This I Believe
I believe in the transformational power of summer camp. I believe that the experience for both child-camper and adult-counselor can be so life-altering that neither the camper nor the counselor will ever be the same. Camp is a place outside the day-to-day reality of a camper. It is a place where parents are not watching, and standard social boundaries are loosened. It is a place to try out new things, including new ways of expressing one’s self. For campers, summer camp marks a time where, usually for the first time, the child feels the thrill of freedom but within the safe boundaries of a defined area.
In a time when play times are strictly scheduled, and even young kids are being channeled towards “productive” activities, camp, particularly non-specialty camps, is perhaps the most prolonged time period of social activity without fixed goals that a child has in a year.
There are activities which are unavailable at home, such as a climbing wall or sailing, and a level of energy and activity which will challenge even the most active child. Yet, paradoxically, time slows without clocks and computers to feed the need for “instant” messaging and gratification.
Children spend weeks in close proximity to more kids their own age than nearly any of them get at home. Meals are shared around a common table. Grace is said or sung. The day’s rhythm is more naturally felt, with darkness signaling the end of activities, other than the camp fire.
The first night of a session, campers fall asleep slowly, and awake early the next day, but as the session progresses, the rhythm of the camp, so frenetic yet so unmeasured, allows the campers to sleep well and awake rested.
Each child has a chance to see what others have that they do not. They also experience different “parenting styles” than they may have at home. There will likely be role models other than parents, which can broaden a child’s horizons.
Social structure is provided by college-age student who have never had their own children. For the counselor, it is a borrowing of another adult’s responsibilities for a short time. It is an exhausting two months, and usually does not pay terribly well. But it pays dividends that can not be measured in dollars. Counselors learn to rely on each other for shared responsibilities. Counselors see a wider variety of children, each with their own unique histories, than any of them have in their home life. It is a coming together, a sharing of backgrounds across a spectrum not usually breached in the outside world.
Counselors learn to teach, both in actual lessons and, more valuably, outside them. They learn to see themselves as examples, as authorities, as people who set boundaries. In doing so, they gain an understanding of those in their lives who perform those roles for them. For every counselor who has heard the phrase “you’re not my parent” from a camper, there is a greater understanding of how hard parenting can be, but also how rewarding. I have spent a half hour every day for a week teaching a camper how to dive, watching him go over each and every step in his mind before finally successfully achieving the goal and gaining self-confidence in doing so.

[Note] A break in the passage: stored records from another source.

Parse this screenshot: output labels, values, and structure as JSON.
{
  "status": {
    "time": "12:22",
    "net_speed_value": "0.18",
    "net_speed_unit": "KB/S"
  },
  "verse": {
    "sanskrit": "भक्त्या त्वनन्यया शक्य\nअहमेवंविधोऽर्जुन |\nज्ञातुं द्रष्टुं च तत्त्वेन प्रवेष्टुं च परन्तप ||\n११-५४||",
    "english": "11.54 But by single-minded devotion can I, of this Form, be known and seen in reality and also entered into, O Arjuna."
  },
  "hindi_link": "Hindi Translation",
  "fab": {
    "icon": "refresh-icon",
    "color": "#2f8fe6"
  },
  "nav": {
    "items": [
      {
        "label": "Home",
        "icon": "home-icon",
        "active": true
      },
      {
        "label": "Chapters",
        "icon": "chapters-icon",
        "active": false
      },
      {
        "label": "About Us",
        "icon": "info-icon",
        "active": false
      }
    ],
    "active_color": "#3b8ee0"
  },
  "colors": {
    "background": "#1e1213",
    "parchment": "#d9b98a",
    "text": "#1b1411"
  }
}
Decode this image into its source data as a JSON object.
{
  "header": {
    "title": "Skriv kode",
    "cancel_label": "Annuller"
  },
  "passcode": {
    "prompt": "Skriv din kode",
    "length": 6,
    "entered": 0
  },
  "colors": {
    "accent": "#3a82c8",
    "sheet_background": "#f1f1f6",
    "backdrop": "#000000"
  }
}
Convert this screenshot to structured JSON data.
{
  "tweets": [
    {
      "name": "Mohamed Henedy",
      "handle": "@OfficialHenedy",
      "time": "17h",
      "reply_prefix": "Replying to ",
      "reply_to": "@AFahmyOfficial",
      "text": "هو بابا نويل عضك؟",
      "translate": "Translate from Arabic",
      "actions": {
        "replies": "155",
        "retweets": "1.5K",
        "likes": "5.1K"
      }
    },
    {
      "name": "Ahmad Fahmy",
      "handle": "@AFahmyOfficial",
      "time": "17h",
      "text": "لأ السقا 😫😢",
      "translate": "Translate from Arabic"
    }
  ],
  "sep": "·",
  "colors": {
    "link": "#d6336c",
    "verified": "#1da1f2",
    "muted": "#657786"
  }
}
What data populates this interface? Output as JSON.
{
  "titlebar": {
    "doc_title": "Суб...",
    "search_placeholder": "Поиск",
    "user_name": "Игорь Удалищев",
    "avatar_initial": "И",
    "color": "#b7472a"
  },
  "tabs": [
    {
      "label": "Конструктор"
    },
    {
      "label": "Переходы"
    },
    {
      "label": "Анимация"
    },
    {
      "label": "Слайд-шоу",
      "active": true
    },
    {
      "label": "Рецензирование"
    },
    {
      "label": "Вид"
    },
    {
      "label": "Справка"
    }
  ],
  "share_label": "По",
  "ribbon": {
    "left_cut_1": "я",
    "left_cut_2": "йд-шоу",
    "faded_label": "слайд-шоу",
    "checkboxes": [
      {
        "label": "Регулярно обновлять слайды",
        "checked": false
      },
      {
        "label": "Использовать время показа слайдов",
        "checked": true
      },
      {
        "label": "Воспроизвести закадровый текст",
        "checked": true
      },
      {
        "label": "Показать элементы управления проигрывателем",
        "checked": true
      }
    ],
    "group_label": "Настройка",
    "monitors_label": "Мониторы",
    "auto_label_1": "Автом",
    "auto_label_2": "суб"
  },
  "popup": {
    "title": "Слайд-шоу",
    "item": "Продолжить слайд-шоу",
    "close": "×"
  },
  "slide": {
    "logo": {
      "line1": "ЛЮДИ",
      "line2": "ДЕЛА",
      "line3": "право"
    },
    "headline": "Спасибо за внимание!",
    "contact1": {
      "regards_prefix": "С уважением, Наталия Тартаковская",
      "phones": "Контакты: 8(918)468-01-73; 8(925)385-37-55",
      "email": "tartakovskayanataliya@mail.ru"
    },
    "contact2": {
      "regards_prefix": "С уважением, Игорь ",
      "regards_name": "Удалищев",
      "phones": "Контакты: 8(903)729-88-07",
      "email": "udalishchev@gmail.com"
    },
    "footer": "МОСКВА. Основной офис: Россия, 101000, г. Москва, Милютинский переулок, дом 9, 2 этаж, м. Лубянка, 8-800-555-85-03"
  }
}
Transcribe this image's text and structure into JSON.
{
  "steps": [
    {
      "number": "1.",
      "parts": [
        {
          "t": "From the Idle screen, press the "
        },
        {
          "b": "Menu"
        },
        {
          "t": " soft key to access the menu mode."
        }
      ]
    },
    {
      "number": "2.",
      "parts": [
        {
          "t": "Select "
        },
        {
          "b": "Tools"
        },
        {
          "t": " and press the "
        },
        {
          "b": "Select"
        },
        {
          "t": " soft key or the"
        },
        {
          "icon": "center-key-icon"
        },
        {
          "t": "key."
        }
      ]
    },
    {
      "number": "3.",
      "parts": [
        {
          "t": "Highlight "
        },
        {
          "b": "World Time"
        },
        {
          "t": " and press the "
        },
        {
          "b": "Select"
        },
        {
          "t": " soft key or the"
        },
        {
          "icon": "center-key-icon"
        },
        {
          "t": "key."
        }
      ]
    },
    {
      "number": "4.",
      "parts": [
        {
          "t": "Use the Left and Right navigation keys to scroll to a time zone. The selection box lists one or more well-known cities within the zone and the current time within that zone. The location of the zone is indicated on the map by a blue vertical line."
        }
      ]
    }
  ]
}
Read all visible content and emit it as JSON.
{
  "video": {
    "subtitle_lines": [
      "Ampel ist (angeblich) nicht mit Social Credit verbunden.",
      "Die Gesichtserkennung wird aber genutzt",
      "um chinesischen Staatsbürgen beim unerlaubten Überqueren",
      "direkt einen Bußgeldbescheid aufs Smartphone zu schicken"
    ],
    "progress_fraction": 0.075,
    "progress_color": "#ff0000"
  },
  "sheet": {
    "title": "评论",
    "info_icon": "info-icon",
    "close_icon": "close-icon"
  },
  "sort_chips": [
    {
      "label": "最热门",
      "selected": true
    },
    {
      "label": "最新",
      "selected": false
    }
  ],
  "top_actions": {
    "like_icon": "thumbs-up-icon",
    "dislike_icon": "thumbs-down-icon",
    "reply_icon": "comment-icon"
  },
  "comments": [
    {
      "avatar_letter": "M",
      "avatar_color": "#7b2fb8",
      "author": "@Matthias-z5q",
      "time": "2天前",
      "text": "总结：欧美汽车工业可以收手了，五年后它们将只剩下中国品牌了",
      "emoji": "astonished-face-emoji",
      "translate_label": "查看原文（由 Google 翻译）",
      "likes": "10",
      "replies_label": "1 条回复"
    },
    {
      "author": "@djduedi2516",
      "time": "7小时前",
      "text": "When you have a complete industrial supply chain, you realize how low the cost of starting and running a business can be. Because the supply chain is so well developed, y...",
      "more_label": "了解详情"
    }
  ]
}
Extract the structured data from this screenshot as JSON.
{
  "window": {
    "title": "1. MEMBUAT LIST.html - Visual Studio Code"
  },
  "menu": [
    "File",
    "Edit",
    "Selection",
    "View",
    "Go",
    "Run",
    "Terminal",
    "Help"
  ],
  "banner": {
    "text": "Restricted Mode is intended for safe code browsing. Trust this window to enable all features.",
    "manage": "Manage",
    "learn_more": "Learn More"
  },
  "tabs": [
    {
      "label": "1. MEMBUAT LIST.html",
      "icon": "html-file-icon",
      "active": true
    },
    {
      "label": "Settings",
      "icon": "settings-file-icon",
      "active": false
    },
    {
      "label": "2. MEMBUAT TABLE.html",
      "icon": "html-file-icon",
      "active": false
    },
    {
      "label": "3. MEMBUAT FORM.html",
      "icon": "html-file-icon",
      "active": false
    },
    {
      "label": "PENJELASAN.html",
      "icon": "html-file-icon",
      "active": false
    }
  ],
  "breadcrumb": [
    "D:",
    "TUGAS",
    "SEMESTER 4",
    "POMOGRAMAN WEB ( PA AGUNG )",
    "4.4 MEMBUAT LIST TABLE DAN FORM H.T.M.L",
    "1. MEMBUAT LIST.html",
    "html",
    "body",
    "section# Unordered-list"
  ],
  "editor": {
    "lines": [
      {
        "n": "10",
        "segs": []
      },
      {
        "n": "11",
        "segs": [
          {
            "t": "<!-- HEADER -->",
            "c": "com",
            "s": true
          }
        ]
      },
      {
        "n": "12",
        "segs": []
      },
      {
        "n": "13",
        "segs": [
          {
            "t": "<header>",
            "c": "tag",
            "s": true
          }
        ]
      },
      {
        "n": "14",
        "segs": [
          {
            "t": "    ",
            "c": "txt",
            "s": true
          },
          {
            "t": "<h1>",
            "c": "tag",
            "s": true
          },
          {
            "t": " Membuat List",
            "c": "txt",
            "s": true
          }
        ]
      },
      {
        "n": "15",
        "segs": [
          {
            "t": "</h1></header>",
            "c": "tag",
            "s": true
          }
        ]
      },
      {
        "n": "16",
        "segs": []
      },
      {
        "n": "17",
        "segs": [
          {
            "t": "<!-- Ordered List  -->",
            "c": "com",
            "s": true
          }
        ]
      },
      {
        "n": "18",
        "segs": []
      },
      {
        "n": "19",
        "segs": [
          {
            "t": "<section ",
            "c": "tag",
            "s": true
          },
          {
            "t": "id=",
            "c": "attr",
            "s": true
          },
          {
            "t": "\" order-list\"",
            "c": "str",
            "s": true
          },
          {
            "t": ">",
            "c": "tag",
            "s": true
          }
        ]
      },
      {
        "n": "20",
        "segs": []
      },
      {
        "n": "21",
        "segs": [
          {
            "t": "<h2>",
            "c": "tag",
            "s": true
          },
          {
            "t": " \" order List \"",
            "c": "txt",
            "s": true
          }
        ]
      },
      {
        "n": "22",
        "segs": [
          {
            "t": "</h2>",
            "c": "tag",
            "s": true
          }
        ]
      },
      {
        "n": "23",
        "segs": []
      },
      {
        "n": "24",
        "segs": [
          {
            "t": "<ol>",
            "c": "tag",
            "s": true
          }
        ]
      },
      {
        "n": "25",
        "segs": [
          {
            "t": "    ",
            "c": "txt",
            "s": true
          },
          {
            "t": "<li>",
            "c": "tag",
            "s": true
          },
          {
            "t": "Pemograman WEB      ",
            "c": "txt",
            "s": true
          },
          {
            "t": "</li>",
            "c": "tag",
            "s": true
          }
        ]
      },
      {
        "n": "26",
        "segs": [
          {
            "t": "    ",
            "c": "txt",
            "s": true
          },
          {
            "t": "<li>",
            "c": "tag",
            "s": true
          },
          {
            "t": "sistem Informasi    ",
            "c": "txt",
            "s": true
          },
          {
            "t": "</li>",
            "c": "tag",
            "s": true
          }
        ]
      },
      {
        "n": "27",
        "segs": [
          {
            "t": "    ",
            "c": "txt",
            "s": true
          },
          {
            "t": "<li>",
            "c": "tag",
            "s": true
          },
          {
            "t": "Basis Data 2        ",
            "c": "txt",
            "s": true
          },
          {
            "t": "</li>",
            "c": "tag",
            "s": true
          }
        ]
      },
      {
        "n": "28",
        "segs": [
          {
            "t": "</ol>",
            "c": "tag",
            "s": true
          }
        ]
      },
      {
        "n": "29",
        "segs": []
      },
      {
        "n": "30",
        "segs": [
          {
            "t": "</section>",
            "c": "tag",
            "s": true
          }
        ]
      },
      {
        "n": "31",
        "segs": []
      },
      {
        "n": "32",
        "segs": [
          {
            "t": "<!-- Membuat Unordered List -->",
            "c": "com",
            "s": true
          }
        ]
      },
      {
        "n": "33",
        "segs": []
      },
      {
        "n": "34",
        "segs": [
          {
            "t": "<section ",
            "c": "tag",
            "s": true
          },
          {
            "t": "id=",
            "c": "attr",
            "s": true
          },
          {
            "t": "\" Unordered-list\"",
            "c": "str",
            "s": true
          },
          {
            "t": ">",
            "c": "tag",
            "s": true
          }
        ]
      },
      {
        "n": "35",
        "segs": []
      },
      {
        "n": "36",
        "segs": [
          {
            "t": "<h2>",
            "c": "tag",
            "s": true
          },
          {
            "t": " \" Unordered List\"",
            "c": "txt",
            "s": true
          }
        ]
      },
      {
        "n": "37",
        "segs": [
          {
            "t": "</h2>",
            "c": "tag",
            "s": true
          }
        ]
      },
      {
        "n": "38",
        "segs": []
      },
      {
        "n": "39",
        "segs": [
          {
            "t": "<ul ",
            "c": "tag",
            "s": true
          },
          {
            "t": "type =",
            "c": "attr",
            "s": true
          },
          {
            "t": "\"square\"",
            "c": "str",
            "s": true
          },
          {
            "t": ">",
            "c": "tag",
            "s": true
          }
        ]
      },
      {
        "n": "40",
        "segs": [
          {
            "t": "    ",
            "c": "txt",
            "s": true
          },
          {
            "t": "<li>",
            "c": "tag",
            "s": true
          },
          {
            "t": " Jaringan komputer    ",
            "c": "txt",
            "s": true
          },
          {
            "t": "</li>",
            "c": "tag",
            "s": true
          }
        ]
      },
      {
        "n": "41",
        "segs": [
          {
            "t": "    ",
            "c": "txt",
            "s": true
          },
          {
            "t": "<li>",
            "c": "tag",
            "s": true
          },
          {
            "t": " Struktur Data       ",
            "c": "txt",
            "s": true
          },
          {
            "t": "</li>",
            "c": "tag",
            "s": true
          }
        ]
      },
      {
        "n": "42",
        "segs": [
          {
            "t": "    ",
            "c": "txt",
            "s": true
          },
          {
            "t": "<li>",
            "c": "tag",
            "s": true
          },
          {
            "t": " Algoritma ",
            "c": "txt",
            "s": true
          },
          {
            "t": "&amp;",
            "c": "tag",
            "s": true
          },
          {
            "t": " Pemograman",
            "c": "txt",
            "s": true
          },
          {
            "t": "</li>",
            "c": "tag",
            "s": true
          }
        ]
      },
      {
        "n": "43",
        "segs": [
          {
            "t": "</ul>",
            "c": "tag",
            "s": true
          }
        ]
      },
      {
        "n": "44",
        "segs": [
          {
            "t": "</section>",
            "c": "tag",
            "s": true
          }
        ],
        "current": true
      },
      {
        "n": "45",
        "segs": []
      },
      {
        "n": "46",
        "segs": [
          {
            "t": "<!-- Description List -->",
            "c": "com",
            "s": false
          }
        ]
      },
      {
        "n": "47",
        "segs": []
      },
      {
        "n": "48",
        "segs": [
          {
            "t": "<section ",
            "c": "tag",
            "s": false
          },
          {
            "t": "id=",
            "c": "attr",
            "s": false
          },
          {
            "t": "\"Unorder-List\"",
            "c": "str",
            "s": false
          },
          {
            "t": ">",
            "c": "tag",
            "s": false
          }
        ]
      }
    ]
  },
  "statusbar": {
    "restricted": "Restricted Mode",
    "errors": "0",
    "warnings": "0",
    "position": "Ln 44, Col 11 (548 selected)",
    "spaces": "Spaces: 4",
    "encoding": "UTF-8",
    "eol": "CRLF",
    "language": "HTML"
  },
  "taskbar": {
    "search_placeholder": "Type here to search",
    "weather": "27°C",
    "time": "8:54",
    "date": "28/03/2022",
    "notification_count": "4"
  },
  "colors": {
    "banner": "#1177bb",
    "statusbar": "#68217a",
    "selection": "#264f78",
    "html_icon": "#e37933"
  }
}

In my own life, I can point to time spent at one particular camp as a turning point. I can name my counselors, and still speak with some of them. I forged friendships among staff members that have endured, even through absences of years. I also gave up eating meat while cooking hamburgers over an open flame one summer’s night in 1983 and remain a vegetarian to this day.
I found a love of place, a warmth of spirit, which has brought me back to that place. I was married there, in the camp, surrounded by friends. It was the most wholesome day of my life, and no fancier setting would have suited as well as a dining hall on a lake. It felt thoroughly appropriate that my bride and I would arrive with our own champaign and then remove all traces of alcohol when we left, so as to restore the camp to its unspoiled condition.
Camp embodies words that seem to have lost their meaning in today’s world. At camp, it is not a fault to be open, trusting, wholesome and collegial. Parents trust camps with their children, but camps are more than safe havens, they are incubators. And those who have been touched by a camp grow up better for it.
I believe that summer camp removes ceilings and walls which bound children and young adults today. Showing a camper an open sky and saying “I dare you to grow into it as tall as you dare and then some.” is a transforming experience for camper and counselor alike. I will always be grateful for my time spent at camp.